A symbol of the greatest unity of people and collective sacrifice that was unmatched in the past and is unlikely to be revived in the future.

If I had a chance to take part in any event of the 20th century, I would not be the one to choose the storming of the Winter Palace by insurgent sailors in October 1917. Perhaps somewhat surprisingly, I would not choose the Victory Parade of June 1945. There is little honour in joining the ranks of victors without having made sacrifices at the altar of victory. I would rather join the defenders of the Brest Fortress on June 22, 1941 and share their tragic and heroic fate. This point in time, this place on the map, I think, determined the course of history and—maybe even the current century in one way or the other.

In the Soviet times, June 22 was not marked in any particular way. Soviet leaders from Joseph Stalin to Leonid Brezhnev did not like to remind themselves and the people of the failures of 1941. Only recently has this date started to gain official status as the Day of Sorrow and Remembrance, with its own traditions and means of observance. All across Russia, state flags now fly at half-mast on June 22. As a rule, TV channels and radio stations refrain from putting entertainment programmes and commercials on air.

The Soviet Union collapsed long ago; this date still unites us. In 2021, June 22 will be marked in countries around Russia, even if under different names. In Belarus, this is the Day of the Nationwide Memory of the Victims of the Great Patriotic War, while Ukraine marks the Day of Mourning and Commemoration of the Memory of the Victims of the War.

The historians in these countries may engage in endless debates on the causes of the War, the role of the Munich Agreement as well as the significance of the Molotov–Ribbentrop Pact, let alone the reasons for the Red Army’s failures in 1941. They may argue about the different contributions to the common victory and the best way to celebrate the end of World War II. Those who want to split hairs will continue to remind us that World War II started in Europe nearly two years prior to June 22, 1941—on September 1, 1939, when Hitler invaded Poland. Yet, these debates and reminders mean nothing for those generations whom the fateful date of June 22 had forever united into a single and indivisible whole. This is not our personal choice; this is our common fate that no one can choose or reject.

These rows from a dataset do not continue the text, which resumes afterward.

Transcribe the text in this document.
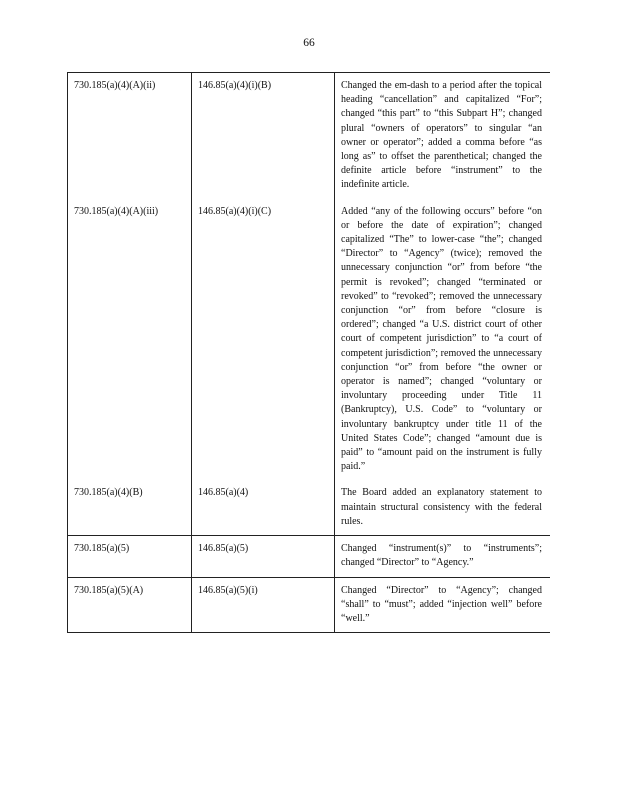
66
730.185(a)(4)(A)(ii)	146.85(a)(4)(i)(B)	Changed the em-dash to a period after the topical heading “cancellation” and capitalized “For”; changed “this part” to “this Subpart H”; changed plural “owners of operators” to singular “an owner or operator”; added a comma before “as long as” to offset the parenthetical; changed the definite article before “instrument” to the indefinite article.
730.185(a)(4)(A)(iii)	146.85(a)(4)(i)(C)	Added “any of the following occurs” before “on or before the date of expiration”; changed capitalized “The” to lower-case “the”; changed “Director” to “Agency” (twice); removed the unnecessary conjunction “or” from before “the permit is revoked”; changed “terminated or revoked” to “revoked”; removed the unnecessary conjunction “or” from before “closure is ordered”; changed “a U.S. district court of other court of competent jurisdiction” to “a court of competent jurisdiction”; removed the unnecessary conjunction “or” from before “the owner or operator is named”; changed “voluntary or involuntary proceeding under Title 11 (Bankruptcy), U.S. Code” to “voluntary or involuntary bankruptcy under title 11 of the United States Code”; changed “amount due is paid” to “amount paid on the instrument is fully paid.”
730.185(a)(4)(B)	146.85(a)(4)	The Board added an explanatory statement to maintain structural consistency with the federal rules.
730.185(a)(5)	146.85(a)(5)	Changed “instrument(s)” to “instruments”; changed “Director” to “Agency.”
730.185(a)(5)(A)	146.85(a)(5)(i)	Changed “Director” to “Agency”; changed “shall” to “must”; added “injection well” before “well.”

I am a trained historian, and I do not particularly believe in genetic memory. Collective memory is rather short, it fades and goes, just like individual memories do. Already, June 22 does not evoke such a powerful emotional response in my children’s souls as it does in mine. Probably, this is the way it should be. I guess time will pass, and Russians and their neighbours will regard June 22 as just a page on a tear-off calendar, a page like any other.

But my generation will never see it like that.